I’ve been interested in building a RAG system, and I keep hearing that Latenode lets you do it all visually without touching code. But I’m wondering what that actually means in practice.

Like, I understand you can drag and drop nodes for retrieval, processing, and generation. But somewhere in a real RAG workflow, you probably need to handle things like:

  • Document chunking strategies (do you configure that visually, or do you need code?)
  • Prompt engineering for the generator (is that done in a text field in the UI, or do you need a custom code node?)
  • Error handling and edge cases (retry logic, fallbacks, etc.)
  • Response formatting (turning raw generation output into something your application needs)

I’m also curious about more subtle things like:

Does the visual builder give you enough control over how documents are parsed and split? Or do you eventually hit a wall where you need custom code to handle your specific document format?

When you’re connecting multiple steps together, is the data flowing between steps automatically, or do you need to do some custom mapping?

I guess what I’m really asking is: can a non-technical person build a complete, production-ready RAG workflow using only the visual builder? Or is “no-code” more aspirational than actual?

I’m not opposed to writing code if needed. I just want to understand where the line is.

You can build a complete RAG workflow visually. Document chunking, retrieval, generation, response formatting. All accessible through the UI. The visual builder handles the flow and data mapping automatically between steps.

Custom code is optional, not required. You might use a custom code node to handle document preprocessing if your files have weird formatting. But for 80% of use cases, the standard nodes do the job.

Prompt engineering lives in the generation node itself. You write and test prompts right there. Error handling is built into the nodes—retries, fallbacks, all configurable from the UI.

Non-technical users ship complete RAG systems this way. I’ve seen it happen. The visual builder and the built-in nodes are designed for exactly this.

Where custom code helps is optimization. If you want to implement a specific chunking strategy or custom validation logic, you add a code node. But that’s enhancement, not necessity.

I built my first RAG system without writing any code, and it worked. Here’s what actually happened.

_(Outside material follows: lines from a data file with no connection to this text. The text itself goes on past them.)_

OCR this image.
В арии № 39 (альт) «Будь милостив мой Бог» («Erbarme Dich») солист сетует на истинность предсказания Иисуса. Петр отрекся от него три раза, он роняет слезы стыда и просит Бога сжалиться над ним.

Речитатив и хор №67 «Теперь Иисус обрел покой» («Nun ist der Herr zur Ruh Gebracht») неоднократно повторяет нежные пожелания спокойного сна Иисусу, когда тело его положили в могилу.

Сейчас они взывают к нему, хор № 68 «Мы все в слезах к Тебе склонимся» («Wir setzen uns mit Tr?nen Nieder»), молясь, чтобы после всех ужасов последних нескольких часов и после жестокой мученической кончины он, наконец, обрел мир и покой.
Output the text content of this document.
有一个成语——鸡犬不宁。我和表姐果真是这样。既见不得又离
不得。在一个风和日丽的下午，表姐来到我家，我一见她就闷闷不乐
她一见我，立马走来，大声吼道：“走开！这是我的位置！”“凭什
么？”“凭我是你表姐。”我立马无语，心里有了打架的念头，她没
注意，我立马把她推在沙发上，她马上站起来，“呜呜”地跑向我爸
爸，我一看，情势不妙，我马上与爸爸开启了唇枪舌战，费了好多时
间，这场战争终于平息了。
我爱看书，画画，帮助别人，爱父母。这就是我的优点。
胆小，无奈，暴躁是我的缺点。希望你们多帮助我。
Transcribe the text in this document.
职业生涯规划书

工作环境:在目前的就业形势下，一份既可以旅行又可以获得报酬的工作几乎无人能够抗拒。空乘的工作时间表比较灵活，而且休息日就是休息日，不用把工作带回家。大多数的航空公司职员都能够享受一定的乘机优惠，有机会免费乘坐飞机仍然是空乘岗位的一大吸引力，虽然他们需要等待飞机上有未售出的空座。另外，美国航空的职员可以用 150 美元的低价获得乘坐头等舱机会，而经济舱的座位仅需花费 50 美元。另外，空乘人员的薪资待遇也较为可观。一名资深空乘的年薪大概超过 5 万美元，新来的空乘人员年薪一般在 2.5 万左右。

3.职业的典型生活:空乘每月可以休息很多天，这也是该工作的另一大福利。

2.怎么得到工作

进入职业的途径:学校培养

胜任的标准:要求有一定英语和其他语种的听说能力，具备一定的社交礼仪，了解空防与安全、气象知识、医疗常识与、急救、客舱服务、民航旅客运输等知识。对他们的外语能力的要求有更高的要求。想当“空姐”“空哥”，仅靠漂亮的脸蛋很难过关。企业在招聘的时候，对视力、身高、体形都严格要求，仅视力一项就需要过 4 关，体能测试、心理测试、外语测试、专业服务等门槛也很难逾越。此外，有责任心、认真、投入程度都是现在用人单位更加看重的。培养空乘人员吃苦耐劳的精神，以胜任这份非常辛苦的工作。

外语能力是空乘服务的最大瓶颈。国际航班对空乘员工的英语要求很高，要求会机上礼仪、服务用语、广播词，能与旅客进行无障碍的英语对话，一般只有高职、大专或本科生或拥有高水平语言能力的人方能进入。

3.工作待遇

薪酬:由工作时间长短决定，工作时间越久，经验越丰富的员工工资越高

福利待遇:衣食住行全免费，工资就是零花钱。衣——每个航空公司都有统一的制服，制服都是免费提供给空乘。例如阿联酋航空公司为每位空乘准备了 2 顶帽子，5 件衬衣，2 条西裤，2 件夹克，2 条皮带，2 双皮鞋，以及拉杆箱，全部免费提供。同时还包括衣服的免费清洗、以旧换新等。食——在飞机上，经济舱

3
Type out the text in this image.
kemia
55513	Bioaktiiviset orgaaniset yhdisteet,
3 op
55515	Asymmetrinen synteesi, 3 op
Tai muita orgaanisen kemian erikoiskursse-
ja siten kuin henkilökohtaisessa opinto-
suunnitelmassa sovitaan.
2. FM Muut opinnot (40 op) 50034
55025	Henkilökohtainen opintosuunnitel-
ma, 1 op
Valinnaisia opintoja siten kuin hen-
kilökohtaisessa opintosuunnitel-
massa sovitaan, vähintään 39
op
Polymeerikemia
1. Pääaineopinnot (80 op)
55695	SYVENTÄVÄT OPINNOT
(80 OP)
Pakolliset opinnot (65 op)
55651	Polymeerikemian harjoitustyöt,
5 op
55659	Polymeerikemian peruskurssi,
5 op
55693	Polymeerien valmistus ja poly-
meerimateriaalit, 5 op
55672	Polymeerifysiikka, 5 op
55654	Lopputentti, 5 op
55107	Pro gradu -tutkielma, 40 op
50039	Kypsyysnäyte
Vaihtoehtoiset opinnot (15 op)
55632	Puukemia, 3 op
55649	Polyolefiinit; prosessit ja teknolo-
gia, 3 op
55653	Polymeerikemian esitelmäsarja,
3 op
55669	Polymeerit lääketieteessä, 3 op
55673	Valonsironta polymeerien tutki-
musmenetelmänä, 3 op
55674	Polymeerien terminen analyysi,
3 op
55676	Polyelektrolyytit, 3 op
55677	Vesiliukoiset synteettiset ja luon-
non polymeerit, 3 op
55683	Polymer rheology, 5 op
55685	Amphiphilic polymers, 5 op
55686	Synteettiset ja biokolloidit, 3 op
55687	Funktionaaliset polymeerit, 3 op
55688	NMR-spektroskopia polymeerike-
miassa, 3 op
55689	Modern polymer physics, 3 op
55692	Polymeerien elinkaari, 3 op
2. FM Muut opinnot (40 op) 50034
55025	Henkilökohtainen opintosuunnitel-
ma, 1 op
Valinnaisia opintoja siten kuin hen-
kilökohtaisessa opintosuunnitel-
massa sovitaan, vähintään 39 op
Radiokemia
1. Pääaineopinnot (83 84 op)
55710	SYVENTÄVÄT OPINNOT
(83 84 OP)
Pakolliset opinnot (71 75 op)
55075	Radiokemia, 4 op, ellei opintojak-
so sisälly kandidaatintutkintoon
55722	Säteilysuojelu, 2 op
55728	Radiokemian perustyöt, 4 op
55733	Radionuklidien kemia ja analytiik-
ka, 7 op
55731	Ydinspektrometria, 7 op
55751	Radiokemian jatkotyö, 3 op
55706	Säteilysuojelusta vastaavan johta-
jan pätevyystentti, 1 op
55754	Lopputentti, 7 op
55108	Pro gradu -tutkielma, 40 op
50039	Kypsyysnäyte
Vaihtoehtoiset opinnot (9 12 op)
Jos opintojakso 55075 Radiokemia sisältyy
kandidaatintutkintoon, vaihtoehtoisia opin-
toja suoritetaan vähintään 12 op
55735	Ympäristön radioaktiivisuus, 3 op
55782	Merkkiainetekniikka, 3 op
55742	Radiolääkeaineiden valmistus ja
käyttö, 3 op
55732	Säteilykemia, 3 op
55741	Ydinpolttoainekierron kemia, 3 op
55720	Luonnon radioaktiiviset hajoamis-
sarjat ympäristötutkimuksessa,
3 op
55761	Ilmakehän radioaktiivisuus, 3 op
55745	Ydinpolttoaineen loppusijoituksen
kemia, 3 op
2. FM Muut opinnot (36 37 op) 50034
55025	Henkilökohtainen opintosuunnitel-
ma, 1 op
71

Document processing and chunking are handled by Latenode’s standard nodes. You configure chunk size, overlap, and format right in the UI. For most document types, the defaults or simple configuration is enough.

Prompt engineering happens in a text node where you define the generation prompt. You’re not writing JavaScript. You’re writing the actual prompt text that goes to your AI model. Same with retrieval configuration—you set parameters visually.

Data flows between steps automatically. When you connect a retrieval node to a generation node, the retrieved context automatically becomes available to the generator. The UI shows you what data is passing through each step.

Error handling and retries are configurable in each node’s settings. No code needed.

Where I eventually used custom code was when I needed to format responses in a specific way for my application. That was maybe 5% of the workflow. The other 95% was purely visual.

The visual builder handles the primary RAG pipeline effectively. Document retrieval, chunking parameters, and generation prompts are all configurable through the UI without code. Data flows between components automatically, with the builder managing context passing between steps.

You won’t need custom code for standard use cases. Document preprocessing, chunking strategy configuration, and prompt management are built into the visual components. Error handling and retry logic are configurable options in the node settings.

Custom code becomes relevant if you need domain-specific document parsing or non-standard response formatting. For most documentation-based RAG systems, the visual components are sufficient for production deployment.

The no-code builder provides comprehensive support for RAG workflow construction. Document chunking, retrieval mechanisms, and generation configuration are all accessible through the visual interface. Data transformation and routing between pipeline stages are handled automatically by the builder’s orchestration.

Standard error handling, retry mechanisms, and conditional logic are implemented through node-level configuration rather than custom code. Most production RAG systems operate entirely within the visual layer. Custom code nodes are available for edge cases requiring specialized processing logic.

Yes, build entire RAG workflows visually. Custom code only for edge cases.